Has ADB done enough to solve global problems?
The Philippine Star|May 20, 2024
Nearly six decades ago, about 100,000 civilians and military personnel perished as the Vietnam War escalated, the human spaceflight program Project Gemini was completed and the world witnessed the birth of the automated teller machine.
LOUISE MAUREEN SIMEON

Now, the longstanding Israel-Palestine conflict has worsened, climate change has pushed the global emergency button, while computers and robots are feared to soon replace humankind.

From 1966 until 2024, the Asian Development Bank (ADB) has witnessed a myriad of both problems and developments, released billions of dollars worth of loans and grants to developing economies and continued to envision an Asia-Pacific region that is inclusive, sustainable and resilient.

In the 1960s, ADB's focus was on food production and rural development. Such priorities remain the same today and a whole lot more.

A few weeks ago, The STAR joined the ADB Developing Member Country Journalists Program for the 57th ADB Annual Meeting in Tbilisi, the capital city of Georgia, whose cobblestone streets and graffiti-filled walls boast of its rich art and its long, colorful history that goes all the way back to the time of the lost empires.

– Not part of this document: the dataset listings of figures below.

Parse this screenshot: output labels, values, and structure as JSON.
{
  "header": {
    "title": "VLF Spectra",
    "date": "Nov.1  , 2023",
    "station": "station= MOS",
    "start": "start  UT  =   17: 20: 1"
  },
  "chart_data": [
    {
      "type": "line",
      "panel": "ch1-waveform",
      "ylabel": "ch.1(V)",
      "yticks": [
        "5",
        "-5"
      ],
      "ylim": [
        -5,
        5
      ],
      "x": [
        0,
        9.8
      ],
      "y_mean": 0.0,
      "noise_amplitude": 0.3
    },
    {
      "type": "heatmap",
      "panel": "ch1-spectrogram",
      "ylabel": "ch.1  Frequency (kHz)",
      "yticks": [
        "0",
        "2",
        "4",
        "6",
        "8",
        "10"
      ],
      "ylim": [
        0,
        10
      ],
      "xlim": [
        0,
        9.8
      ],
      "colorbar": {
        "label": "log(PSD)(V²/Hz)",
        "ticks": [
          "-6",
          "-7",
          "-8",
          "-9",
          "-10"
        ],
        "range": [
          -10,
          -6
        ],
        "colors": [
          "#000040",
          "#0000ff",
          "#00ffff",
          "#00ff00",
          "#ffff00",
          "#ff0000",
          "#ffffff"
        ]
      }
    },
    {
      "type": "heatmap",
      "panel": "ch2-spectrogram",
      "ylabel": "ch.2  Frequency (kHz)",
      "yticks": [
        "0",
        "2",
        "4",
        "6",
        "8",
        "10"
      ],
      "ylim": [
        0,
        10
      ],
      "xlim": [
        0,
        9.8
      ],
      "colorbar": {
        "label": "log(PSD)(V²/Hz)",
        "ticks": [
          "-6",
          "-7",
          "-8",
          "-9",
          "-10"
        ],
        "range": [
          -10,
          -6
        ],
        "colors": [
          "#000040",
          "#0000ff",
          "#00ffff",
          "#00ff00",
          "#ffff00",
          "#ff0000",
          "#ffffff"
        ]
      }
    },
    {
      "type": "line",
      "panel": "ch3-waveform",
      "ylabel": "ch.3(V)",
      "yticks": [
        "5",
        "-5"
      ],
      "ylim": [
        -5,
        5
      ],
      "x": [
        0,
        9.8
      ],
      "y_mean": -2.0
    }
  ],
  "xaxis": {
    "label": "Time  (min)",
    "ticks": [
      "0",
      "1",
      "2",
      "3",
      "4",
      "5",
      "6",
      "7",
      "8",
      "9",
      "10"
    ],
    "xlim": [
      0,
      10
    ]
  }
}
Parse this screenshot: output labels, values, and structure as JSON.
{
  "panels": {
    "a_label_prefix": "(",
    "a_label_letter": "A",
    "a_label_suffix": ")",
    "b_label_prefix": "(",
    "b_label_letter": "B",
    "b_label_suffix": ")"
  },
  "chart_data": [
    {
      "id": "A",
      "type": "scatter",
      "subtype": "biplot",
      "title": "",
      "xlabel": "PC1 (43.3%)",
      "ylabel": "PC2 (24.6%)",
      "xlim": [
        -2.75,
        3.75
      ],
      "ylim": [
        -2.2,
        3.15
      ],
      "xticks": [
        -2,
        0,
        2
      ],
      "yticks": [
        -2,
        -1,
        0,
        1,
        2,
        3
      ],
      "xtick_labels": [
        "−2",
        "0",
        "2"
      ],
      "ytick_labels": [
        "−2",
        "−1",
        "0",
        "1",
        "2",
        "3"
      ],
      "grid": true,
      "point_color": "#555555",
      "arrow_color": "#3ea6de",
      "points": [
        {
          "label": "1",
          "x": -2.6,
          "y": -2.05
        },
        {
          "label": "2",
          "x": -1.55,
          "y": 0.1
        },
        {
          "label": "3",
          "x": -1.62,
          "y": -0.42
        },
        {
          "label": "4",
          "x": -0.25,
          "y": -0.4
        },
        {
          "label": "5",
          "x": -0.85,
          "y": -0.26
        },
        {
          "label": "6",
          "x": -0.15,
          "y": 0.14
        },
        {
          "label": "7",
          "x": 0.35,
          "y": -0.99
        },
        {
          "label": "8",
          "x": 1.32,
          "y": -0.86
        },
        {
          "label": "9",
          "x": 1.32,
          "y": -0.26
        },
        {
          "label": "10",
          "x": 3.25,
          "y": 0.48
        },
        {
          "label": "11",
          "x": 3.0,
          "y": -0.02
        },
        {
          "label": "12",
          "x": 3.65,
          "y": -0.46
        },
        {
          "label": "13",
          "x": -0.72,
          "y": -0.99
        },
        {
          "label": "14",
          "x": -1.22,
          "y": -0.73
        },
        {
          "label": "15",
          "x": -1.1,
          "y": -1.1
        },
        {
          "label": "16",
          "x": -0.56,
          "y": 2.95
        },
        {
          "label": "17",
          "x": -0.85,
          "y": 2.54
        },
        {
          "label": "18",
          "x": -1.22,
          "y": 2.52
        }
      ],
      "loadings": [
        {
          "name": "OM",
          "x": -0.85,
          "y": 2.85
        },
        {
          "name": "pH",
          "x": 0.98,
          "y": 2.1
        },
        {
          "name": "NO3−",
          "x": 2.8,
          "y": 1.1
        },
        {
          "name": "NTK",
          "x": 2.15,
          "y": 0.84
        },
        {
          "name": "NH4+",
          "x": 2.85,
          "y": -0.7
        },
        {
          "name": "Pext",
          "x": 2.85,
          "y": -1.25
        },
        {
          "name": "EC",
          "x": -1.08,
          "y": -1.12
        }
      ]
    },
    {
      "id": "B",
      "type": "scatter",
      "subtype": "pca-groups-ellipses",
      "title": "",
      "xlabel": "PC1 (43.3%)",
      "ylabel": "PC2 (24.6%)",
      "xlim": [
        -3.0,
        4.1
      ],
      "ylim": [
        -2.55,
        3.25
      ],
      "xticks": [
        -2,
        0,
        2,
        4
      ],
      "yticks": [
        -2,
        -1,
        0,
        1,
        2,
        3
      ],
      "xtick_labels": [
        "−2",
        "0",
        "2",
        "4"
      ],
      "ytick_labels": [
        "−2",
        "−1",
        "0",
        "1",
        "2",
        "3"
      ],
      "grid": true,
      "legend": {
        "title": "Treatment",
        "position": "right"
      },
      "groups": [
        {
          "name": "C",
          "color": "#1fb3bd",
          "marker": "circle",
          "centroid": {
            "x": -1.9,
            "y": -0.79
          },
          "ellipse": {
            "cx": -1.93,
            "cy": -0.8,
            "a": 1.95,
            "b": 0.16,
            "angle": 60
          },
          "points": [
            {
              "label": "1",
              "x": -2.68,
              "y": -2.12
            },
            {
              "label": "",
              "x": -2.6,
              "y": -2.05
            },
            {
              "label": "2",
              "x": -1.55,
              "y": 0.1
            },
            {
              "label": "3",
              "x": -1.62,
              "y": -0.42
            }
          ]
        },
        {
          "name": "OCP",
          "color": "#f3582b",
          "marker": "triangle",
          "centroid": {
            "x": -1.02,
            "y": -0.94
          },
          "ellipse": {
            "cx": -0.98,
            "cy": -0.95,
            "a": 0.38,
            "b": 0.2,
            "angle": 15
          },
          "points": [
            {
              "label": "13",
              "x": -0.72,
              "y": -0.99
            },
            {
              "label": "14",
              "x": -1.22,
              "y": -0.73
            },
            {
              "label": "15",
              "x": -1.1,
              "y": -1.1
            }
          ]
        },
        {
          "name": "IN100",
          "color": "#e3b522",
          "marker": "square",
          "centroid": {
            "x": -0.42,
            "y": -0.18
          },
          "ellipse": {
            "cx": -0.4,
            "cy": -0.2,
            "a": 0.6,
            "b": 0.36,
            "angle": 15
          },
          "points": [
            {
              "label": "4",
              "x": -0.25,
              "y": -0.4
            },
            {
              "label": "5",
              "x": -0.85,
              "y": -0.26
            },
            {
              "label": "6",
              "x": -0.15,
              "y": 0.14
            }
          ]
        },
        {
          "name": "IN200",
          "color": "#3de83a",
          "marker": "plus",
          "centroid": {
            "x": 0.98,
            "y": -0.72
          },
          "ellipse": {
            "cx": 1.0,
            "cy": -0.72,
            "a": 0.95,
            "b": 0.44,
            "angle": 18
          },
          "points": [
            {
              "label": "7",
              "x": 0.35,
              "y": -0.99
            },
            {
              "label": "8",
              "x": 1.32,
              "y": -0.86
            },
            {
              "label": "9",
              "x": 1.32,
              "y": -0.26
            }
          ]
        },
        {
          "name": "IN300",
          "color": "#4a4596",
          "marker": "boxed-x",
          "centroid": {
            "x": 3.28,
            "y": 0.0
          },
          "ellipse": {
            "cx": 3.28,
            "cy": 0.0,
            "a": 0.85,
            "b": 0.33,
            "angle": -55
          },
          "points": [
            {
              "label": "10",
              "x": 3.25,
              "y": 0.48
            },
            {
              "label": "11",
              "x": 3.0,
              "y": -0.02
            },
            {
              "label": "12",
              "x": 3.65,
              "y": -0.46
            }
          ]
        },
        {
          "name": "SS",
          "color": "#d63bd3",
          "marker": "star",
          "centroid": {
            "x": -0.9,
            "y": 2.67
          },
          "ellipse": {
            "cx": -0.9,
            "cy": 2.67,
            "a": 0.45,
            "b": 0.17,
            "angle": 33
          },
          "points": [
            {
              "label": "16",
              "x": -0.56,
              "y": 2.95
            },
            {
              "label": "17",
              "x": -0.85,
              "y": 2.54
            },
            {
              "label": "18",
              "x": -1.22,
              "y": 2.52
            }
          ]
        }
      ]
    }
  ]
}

The four-day meeting gathered government officials from almost 70 countries, development partners, private sector and civil society organizations (CSOs) to assess current and future financial and economic conditions and their impact on the world, especially on vulnerable states.

I was told that ADB's annual meet is usually unexciting - predictable even-as leaders discuss and try to come up with solutions to problems that were already there many years ago, but now piled up and worsened, such as climate change, food insecurity, inequality and poverty, among others.

But it was not the case this year as the over 2,000 participants witnessed consecutive days and nights of protests by hundreds of Georgians, triggered by the controversial foreign influence bill patterned after a Russian law, which could undermine Georgia's aspirations to join the European Union. The annual meet coincided with the approval of the bill on second reading earlier that week.